Saturday, 18 August 2012

Making Fertilizer

Sometimes we come smack up against a creative block; a wall that won't let us past and we hit it hard. And if not an actual block then we can experience a spell where whatever we create just doesn't seem to hit the mark. If you are experiencing such a time (or when it comes, as it will) know that it indeed can be a hard process to come to terms with. The fact is, just as there are the highs of creativity, there will always be lows as well.

I've come to look at creativity the same as the cycle of the seasons. We know we can do nothing about the joys of summer turning into the quieting and drab of autumn and then autumn turning into the bleak stillness of winter while we wait impatiently for spring and all its activity of growth. This is how things work and it will just make us frustrated and crazy to think that we can perform at top level all the time. It's not possible for anything -- even machines get worn out.

But each of these seasons has a purpose and a reason. Learning to be patient with our 'winters' of creativity is hard but that time can be used the same as nature does: to rest and revitalize. The lows can be used to collect new information, look to skill improvement, and rest the mind (which is an important element). Sometimes a break from your work is necessary to allow for the possibility of a new perspective, to discover a new technique, explore other directions or just play which in itself furthers creativity!

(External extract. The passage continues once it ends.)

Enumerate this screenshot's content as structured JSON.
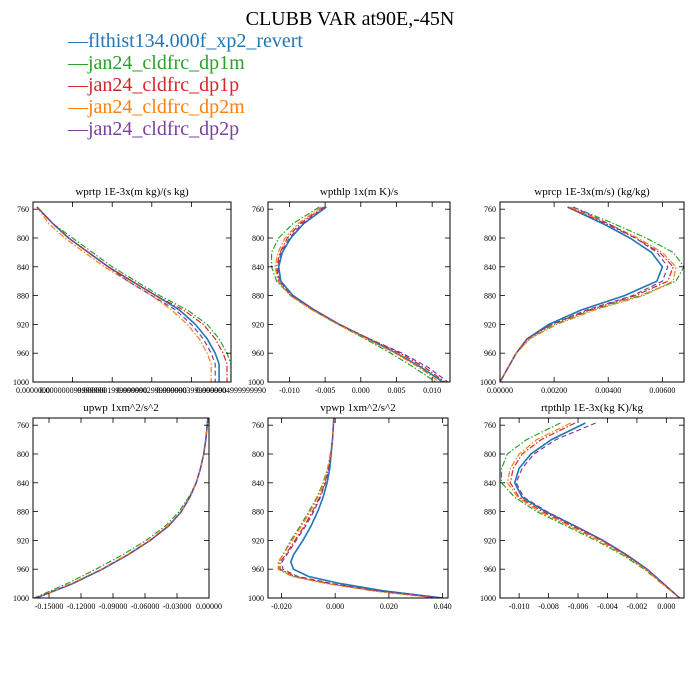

Your winter of creativity is also a time to put down fertilizer (that's what I call the shit we create in low times). Fertilizer is important to the growth of plants, so why not writers, painters, musicians, etc? Even though what we create during the low times isn't what we aspire to, it is an important part of feeding the process and the eventual outcome. Sometimes we need to make these 'mistakes' so we can gauge where we are at. Or as the painter Bob Ross liked to say, 'there are no mistakes only happy accidents.' We can build on those little accidental slips.

Often, the things we create during this time can be the seeds of something great later on. They just may need time to germinate. And when you come back from your winter's creative hibernation, you'll have gained something new that can be added to that fertilizer. This can be a very rich source to mine--dig out the gems in your pile of rubble ideas and ventures. Sometimes it just takes a fresh eye or ear to make the alterations that change something to a new level. Everything we do contributes to the next project.

So be ok with making fertilizer--you have no idea what it might grow out of it!